There will always be moments of loss, of pain, of apparent death. But He invites us to be strong and courageous, assuring us that in the power of Easter and resurrection, there is no failure, only victory.
There is an added meaning to our celebration of Passion Sunday, Holy Week and Easter. Each year the Church invites us to bring the heart-aches of our lives, our own personal broken dreams and moments of sorrow and pain to the Risen Christ. We relive the final days of the Savior in order to reinforce our conviction that resurrection always follows death, that victory always crowns our failures.
As we walk with Jesus through the incidents of Palm Sunday, Holy Thursday, Good Friday and Holy Saturday, we recoil again at the ugliness and horror of his rejection, betrayal, condemnation, passion and crucifixion. We study His courage, His struggle to bend His will to the Father's. We understand His agonizing sense of abandonment.

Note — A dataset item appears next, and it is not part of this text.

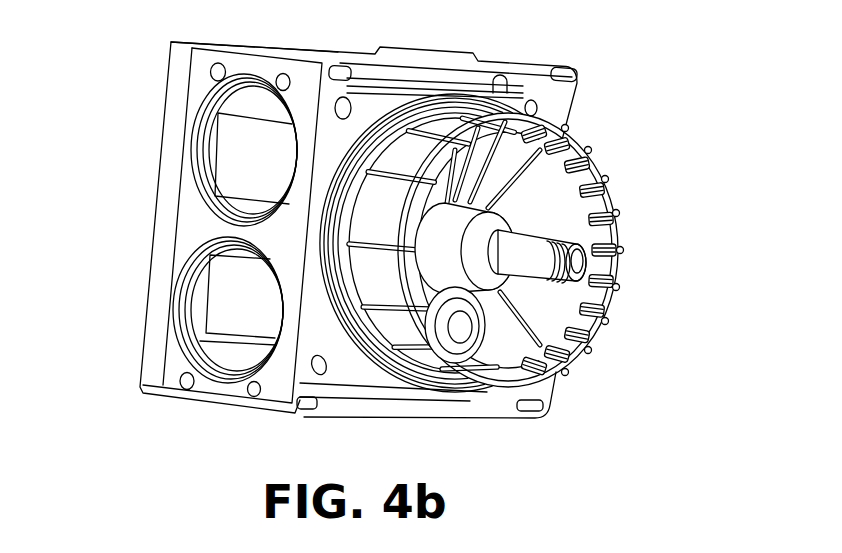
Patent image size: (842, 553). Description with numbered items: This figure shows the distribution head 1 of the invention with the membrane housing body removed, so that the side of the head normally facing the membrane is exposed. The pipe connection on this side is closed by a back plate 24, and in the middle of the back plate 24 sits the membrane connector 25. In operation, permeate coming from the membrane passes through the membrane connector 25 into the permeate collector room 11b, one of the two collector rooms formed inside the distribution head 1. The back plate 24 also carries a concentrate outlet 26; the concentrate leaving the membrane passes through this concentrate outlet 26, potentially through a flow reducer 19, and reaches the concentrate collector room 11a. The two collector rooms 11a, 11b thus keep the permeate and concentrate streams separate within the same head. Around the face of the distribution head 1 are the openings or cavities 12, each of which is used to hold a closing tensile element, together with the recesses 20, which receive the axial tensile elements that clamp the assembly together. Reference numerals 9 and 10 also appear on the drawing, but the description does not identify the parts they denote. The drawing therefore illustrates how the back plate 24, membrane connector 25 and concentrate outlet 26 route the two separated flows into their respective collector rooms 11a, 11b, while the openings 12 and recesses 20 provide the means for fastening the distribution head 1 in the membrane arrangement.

We feel His hurt at the treachery of His friends, and ultimately His trusting embrace of the Cross - and the shameful death it promised - knowing that the love and power of His Father would sustain Him and carry Him through to the triumph of Resurrection and New Life.


We all need the experience of Passion Sunday, Holy Week, The Triduum and Easter to renew our faith and our hope, to reassure us that the love and power of our Father will not allow evil, sin and death to destroy us. We must not give in to despair; we cannot give up. The Risen Christ is our hope, and the guarantee of our ultimate victory.
In many ways, the world is waiting and watching. The Christian way of life, from the first Easter Sunday until today, continues to offer renewed vision and hope to the human family. Those who do not share this faith know what it claims and what it promises. They hear the Gospel of peace, of social justice, of reconciliation, of compassion. They know that these values could and should dramatically change the quality of human life all over the globe. But then they look around - and see so much hate and poverty and crime and suffering.... and they wonder....
We can make the power of the Resurrection real. But we can only do this if we draw near to Jesus in a special way during this sacred time. We have to make time for prayer, for Liturgy, for the sacramental encounters that will allow these timeless mysteries to touch us, heal us, and renew us. These are days when the entire Community is called to be present - when we should make every effort to put other things aside to share in the Liturgical celebrations of these events.
The experience of our Holy Week should be profound for each of us individually and for our community. We want, especially during these sacred days, to pour ourselves out, to be humble, obedient servants of God, so that we, like Jesus, will exalted, lifted up, and deserve the name "faithful Christian."
It is Christ our Saviour who enables us to do this. So we join Him in mind and spirit on Passion Sunday, enter Jerusalem with Him, proclaiming Jesus Christ Is Lord!
We will come to be with Him on Holy Thursday, learn again the meaning of Christian service through His washing of His disciples feet, recognize Him in the breaking of the Bread, and proclaim: Jesus Christ Is Lord!
We will come to be with Him on Good Friday, watch with Him in the Garden, share His pain and shame on Calvary, watch Him die - and proclaim: Jesus Christ Is Lord!
And we will come to be with Him at the Easter Vigil or on Easter Sunday, see again the mystery of the Resurrection with the eyes of faith, and rise ourselves with Him to new holiness of life and love as we proclaim Jesus Christ Is Lord!